A Walk Among the Tombstones is Lawrence Block's tenth Matthew Scudder book, first published in 1992. It’s twice as long as a few in the series I loved—it drags in the middle, it follows a pattern he sets in the last two books of crimes against women I think are too grisly/sensational for me, but much of it is really well written, and the scenes leading up to and "among the tombstones" is really, really well done. Block's ne0-noir tales don’t focus on action; they are about character, mainly established through dialogue, exploring themes of moral ambiguity. You can't live a life of crime or a life of catching criminals without being tainted:
*Matthew Scudder accidentally killed a little girl when he was a detective; he quit the force, where he was sometimes on the take, with small bribes and the like; he wasn't the worst guy, but he wasn't a saint; he quit his marriage and never sees his sons, but tithes at churches, gives money to the homeless, and takes cases almost exclusively about the murder of young women as part of the expiation for his sins. He’s a dry, rather anguished alcoholic who lives on the edge of drinking and death every day. We come to like him very much.
*Scudder’s girlfriend Elaine is a call girl taking art history classes. She’s smart, articulate, and we also like her very much.
*Scudder has a friend Mick Ballou, a gangster and sometime murderer with whom he has long philosophical conversations; Mick takes him to Mass sometimes. He’s smart, thoughtful and a good storyteller, for a gangster (but hey, this is Block's point; don't stereotype, even gangsters)! We really like Mick and Matt talking together.

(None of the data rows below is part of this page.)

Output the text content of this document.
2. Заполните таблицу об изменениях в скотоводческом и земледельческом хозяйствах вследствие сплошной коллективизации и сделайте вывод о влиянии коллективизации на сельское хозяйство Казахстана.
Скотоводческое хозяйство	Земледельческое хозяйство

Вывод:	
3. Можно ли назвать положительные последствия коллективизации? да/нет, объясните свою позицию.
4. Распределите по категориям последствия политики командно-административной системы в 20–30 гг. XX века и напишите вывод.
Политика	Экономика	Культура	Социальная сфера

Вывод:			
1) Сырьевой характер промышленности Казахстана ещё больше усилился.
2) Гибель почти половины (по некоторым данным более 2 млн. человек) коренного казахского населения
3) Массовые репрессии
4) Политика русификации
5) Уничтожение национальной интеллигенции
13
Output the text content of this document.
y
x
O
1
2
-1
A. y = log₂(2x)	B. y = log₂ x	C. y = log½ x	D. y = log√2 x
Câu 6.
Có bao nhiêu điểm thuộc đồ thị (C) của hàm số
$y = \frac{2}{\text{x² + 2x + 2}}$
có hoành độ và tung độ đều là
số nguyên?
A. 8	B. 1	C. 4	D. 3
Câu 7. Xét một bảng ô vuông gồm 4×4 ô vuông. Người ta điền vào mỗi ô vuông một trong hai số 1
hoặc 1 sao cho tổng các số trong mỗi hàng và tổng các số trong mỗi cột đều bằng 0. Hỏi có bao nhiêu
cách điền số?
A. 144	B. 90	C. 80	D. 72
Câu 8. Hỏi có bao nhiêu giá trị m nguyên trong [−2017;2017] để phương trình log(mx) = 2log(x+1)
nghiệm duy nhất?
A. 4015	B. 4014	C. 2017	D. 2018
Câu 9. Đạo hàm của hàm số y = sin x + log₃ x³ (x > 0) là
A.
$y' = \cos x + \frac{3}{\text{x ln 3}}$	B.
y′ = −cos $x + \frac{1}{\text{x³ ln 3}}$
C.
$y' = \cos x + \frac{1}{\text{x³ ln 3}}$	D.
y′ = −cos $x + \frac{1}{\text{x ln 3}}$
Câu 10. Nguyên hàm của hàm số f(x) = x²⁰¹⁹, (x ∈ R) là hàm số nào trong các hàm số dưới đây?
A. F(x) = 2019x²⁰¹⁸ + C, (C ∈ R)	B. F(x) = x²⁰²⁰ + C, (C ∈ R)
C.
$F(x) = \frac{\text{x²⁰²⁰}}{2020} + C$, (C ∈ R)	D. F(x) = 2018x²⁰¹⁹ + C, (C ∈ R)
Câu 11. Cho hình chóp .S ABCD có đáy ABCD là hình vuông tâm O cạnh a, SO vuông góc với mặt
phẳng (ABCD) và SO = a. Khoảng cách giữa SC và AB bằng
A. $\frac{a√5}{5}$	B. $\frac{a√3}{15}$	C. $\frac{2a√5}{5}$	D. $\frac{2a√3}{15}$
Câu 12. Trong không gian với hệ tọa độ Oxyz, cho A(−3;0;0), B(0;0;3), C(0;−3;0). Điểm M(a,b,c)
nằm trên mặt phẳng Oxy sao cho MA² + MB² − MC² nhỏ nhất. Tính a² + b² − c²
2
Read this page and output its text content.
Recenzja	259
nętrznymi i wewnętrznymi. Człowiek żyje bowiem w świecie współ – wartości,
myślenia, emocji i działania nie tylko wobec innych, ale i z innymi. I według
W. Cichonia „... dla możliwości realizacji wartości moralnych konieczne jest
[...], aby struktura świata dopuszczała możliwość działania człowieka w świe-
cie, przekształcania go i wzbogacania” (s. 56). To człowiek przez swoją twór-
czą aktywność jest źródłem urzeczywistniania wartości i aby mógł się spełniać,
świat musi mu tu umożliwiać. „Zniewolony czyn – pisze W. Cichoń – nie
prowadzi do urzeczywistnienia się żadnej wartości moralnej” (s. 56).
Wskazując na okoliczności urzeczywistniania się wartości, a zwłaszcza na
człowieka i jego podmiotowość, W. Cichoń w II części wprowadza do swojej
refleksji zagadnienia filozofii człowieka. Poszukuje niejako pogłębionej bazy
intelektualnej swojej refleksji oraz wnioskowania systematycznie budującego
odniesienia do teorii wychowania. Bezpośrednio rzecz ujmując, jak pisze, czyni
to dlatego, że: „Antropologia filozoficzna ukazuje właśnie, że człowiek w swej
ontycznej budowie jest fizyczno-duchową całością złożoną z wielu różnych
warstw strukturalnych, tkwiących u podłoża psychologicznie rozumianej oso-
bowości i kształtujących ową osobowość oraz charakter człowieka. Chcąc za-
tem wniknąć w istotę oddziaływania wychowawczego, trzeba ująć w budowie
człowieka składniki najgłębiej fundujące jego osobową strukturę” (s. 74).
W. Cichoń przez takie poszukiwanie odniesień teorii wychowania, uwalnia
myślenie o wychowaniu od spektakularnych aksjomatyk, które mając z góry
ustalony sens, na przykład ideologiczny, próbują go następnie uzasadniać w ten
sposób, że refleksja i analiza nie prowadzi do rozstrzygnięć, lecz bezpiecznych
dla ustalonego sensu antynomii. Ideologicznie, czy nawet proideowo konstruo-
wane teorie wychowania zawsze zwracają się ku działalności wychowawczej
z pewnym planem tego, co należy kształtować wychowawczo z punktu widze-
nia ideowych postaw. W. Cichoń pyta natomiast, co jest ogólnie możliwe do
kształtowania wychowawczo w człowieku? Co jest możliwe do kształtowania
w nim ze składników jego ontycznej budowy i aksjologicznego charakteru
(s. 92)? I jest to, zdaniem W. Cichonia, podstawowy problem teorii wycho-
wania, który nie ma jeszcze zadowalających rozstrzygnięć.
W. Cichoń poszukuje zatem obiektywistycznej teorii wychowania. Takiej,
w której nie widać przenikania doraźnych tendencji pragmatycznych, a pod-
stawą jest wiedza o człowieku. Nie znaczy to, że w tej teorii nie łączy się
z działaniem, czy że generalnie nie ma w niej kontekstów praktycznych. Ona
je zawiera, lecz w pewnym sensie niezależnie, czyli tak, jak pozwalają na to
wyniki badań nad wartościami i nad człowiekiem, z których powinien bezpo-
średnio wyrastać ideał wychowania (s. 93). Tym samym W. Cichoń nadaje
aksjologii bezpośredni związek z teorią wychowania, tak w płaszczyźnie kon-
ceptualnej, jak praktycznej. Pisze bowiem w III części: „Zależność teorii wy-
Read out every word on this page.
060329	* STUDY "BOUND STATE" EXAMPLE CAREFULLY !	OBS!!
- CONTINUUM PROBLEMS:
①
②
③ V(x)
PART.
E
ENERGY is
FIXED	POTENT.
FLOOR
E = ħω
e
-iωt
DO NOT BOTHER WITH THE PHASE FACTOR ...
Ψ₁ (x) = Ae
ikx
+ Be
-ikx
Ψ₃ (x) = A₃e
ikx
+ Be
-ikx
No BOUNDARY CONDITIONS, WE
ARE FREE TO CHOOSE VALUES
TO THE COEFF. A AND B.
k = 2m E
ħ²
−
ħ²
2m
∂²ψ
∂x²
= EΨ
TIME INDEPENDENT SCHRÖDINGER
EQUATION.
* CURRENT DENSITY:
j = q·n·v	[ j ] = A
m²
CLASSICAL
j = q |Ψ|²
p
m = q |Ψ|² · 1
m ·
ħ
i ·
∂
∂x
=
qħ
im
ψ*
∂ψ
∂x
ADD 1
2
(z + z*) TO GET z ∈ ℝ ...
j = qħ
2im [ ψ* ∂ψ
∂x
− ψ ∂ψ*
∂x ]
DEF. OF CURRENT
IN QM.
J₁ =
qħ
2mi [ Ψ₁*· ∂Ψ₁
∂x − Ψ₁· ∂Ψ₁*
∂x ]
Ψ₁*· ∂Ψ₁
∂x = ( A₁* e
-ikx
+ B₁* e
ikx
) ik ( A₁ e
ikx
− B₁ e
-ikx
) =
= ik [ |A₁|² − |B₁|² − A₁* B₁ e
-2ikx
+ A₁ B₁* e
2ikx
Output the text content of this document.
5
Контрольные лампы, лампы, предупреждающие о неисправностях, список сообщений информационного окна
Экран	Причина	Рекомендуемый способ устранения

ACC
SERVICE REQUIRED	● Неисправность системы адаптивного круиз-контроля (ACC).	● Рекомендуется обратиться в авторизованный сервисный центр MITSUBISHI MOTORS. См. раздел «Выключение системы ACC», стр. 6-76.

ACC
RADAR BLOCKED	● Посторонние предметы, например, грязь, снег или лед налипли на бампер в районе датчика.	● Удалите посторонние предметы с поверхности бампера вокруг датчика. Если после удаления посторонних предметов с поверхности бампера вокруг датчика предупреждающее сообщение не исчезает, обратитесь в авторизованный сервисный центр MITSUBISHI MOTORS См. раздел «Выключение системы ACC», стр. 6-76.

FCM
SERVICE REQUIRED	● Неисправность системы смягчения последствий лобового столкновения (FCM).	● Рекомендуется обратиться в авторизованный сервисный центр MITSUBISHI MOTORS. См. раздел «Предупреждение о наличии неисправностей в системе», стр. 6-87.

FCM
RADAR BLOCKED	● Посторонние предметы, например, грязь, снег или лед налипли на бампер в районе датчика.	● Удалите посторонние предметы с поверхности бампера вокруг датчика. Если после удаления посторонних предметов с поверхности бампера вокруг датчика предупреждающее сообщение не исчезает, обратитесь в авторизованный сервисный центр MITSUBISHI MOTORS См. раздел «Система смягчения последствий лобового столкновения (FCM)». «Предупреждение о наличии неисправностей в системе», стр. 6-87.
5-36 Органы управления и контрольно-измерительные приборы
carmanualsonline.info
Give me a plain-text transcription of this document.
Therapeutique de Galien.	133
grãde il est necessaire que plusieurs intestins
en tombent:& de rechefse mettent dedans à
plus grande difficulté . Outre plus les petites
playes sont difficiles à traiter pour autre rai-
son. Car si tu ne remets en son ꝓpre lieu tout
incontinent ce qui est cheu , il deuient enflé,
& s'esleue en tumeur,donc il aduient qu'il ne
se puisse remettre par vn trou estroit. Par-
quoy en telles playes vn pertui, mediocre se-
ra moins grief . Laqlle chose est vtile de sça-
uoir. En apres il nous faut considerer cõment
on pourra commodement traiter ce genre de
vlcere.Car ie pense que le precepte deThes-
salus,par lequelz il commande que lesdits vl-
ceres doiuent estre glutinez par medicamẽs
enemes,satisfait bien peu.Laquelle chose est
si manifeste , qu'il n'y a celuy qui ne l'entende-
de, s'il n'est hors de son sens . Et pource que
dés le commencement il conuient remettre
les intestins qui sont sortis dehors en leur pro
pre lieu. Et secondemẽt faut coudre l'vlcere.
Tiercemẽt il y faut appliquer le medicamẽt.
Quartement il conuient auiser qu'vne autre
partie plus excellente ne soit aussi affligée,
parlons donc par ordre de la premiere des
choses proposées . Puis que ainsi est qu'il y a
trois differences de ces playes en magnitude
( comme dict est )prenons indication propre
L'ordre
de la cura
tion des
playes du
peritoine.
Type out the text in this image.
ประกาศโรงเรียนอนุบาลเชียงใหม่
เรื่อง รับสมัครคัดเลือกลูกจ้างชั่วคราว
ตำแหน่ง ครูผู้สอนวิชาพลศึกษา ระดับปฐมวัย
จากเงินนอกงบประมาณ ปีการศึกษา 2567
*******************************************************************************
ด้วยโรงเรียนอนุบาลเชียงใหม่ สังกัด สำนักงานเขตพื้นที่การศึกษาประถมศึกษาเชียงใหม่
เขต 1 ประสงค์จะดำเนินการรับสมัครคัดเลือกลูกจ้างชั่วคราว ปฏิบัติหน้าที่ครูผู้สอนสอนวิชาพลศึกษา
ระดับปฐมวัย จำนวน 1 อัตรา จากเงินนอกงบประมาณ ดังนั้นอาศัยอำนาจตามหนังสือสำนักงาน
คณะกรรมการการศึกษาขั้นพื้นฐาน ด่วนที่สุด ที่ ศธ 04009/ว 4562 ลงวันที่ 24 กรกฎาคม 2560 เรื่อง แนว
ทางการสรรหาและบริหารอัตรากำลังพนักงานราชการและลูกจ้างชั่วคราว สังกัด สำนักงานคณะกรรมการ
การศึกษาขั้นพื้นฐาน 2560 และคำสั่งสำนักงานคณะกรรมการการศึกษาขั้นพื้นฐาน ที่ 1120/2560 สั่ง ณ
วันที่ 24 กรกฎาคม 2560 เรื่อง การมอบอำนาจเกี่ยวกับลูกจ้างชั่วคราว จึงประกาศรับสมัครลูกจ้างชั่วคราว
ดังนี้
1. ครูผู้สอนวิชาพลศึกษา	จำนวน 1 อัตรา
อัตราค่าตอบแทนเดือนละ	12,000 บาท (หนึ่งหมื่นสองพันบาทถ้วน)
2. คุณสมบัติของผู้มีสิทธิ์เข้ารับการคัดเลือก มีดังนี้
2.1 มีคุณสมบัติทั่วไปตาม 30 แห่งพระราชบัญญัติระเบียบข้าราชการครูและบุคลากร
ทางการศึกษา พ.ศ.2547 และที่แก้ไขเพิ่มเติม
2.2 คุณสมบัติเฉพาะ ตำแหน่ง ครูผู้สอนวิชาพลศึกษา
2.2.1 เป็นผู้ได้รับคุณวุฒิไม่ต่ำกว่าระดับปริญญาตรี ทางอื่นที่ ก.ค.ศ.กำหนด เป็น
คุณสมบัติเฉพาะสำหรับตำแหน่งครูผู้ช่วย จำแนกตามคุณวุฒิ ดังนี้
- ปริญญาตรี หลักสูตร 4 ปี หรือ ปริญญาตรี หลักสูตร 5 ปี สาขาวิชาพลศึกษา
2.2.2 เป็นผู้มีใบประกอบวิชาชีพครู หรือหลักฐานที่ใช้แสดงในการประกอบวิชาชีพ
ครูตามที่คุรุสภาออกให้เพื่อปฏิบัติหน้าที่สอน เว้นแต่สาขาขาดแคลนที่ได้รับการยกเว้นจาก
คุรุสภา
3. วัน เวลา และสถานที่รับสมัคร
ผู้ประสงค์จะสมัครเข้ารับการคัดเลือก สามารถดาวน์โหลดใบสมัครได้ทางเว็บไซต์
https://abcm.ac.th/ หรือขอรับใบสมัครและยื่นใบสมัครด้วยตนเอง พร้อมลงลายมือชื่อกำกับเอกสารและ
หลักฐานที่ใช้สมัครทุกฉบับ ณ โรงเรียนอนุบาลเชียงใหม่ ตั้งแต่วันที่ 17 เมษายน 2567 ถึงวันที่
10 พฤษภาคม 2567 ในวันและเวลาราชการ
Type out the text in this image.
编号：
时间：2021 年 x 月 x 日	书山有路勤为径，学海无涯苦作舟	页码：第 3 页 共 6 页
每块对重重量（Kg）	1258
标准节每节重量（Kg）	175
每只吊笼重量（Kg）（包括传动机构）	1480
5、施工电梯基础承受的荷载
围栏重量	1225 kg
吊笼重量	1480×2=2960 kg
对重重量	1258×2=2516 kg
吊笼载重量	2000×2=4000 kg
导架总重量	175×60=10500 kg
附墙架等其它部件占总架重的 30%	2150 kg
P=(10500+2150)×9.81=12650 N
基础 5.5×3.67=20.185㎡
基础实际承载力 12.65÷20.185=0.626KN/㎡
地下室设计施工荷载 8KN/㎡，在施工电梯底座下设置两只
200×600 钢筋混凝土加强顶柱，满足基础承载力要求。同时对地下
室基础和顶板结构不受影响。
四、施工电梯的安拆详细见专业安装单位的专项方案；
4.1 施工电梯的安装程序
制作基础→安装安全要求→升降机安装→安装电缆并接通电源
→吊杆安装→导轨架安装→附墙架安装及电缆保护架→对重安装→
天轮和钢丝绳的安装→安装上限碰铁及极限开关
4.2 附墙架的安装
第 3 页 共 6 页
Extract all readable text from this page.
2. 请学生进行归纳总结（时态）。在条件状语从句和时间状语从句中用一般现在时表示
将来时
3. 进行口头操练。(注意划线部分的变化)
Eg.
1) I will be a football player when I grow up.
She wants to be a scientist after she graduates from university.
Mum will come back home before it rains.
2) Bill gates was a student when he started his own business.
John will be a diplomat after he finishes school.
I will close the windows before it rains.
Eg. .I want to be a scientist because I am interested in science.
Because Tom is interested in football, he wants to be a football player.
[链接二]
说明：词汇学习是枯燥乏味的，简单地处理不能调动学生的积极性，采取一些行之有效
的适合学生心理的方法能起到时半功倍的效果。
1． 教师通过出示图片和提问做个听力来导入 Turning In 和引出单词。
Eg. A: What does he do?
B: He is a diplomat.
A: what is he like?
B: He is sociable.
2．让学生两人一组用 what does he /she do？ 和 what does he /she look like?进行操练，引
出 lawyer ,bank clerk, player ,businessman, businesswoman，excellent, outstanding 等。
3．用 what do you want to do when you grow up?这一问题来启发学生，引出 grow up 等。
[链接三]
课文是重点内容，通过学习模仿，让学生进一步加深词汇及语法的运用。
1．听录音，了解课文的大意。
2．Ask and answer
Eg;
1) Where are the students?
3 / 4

*Scudder hires a 15-year-old street kid, TJ, who is my hands-down favorite character in this book:
“Then I thought, if this here’s a movie, what I do is slip in the back an’ hunker down ‘tween the front an’ back seats. They be putting’ the money in the trunk an’ sittin’ up front, so they ain’t even gone look in the back. Figured they go back to their house, or wherever they gone go, an’ when we got there, I just slip out an’ call you up an’ tell you where I’m at. But then I thought, TJ, this ain’t no movie, an’ you too young to die.” – TJ
After hearing TJ talk on the phone in a different voice, Scudder remarks:
"I'm stunned," he said. "I didn't know you could talk like that."
"What, you mean talk straight? 'Course I can. Just because I street don't mean I be ignorant. They two different languages, man, and you talkin' to a cat's bilingual."
*A guy who is an alcoholic and a heroin addict tells Scudder at AA about his brother, Kenan, whose wife has been abducted. Because he is a drug dealer he can’t go to the cops, but Scudder takes the case, even though the dealer plans to kill the guy, not bring him to the law.
With each book the killers seem worse and worse; I think Block is trying to say that the world is getting progressively worse, with more evil people, and he is also revealing how Scudder is working with morally sketchier clients, though he actually sees them fundamentally as human beings, not monsters. What I find interesting in this book is the way the characters make sense of their lives by telling stories; in AA, in the bar, driving around, they need to tell stories. The criminals and the cops, they all need to tell what they have experienced.
I like the opening 100 pages, and as I said I very much like the confrontation in the cemetery between the kidnapper and Scudder, so well-written, the work of a master. I don’t like the level of grisly violence that happens near the end, it’s seems completely unnecessary and sickening, but I love the final sweet scene with Scudder and Elaine. Scudder, who just the day before faced--with some admitted fear--the very real possibility of dying, with several guns pointed at him, is even more afraid of facing Elaine and speaking his feelings of love for her, which is cute and oh, okay, maybe even a touch moving. Again, he comes to her and needs to tell her his story of horror (the crime), and then he needs to tell her his story of love (and how he is beginning to feel about what she does for a living). This is all part of Scudder's process of redemption, and it is good.
I don’t know, this is in places a five star noir novel, and two stars when we get down to the grisly details. Block thought it was one of his very best novels. and he's right, there's some fine writing in it. I'll say 3 stars, though, because of the over-the-top rough stuff (which I know, may be a matter of taste; I'll admit I'm pretty squeamish).
Because of the subject matter I probably will not see the 2014 movie version with Liam Neeson, but I am tempted because Block wrote: “[The movie version of] 8 Million Ways to Die didn't really work—artistically or commercially—although both Jeff Bridges and Andy Garcia did some very fine work in the film. A Walk Among the Tombstones is a much better film in every way, and very much reflects the book I wrote."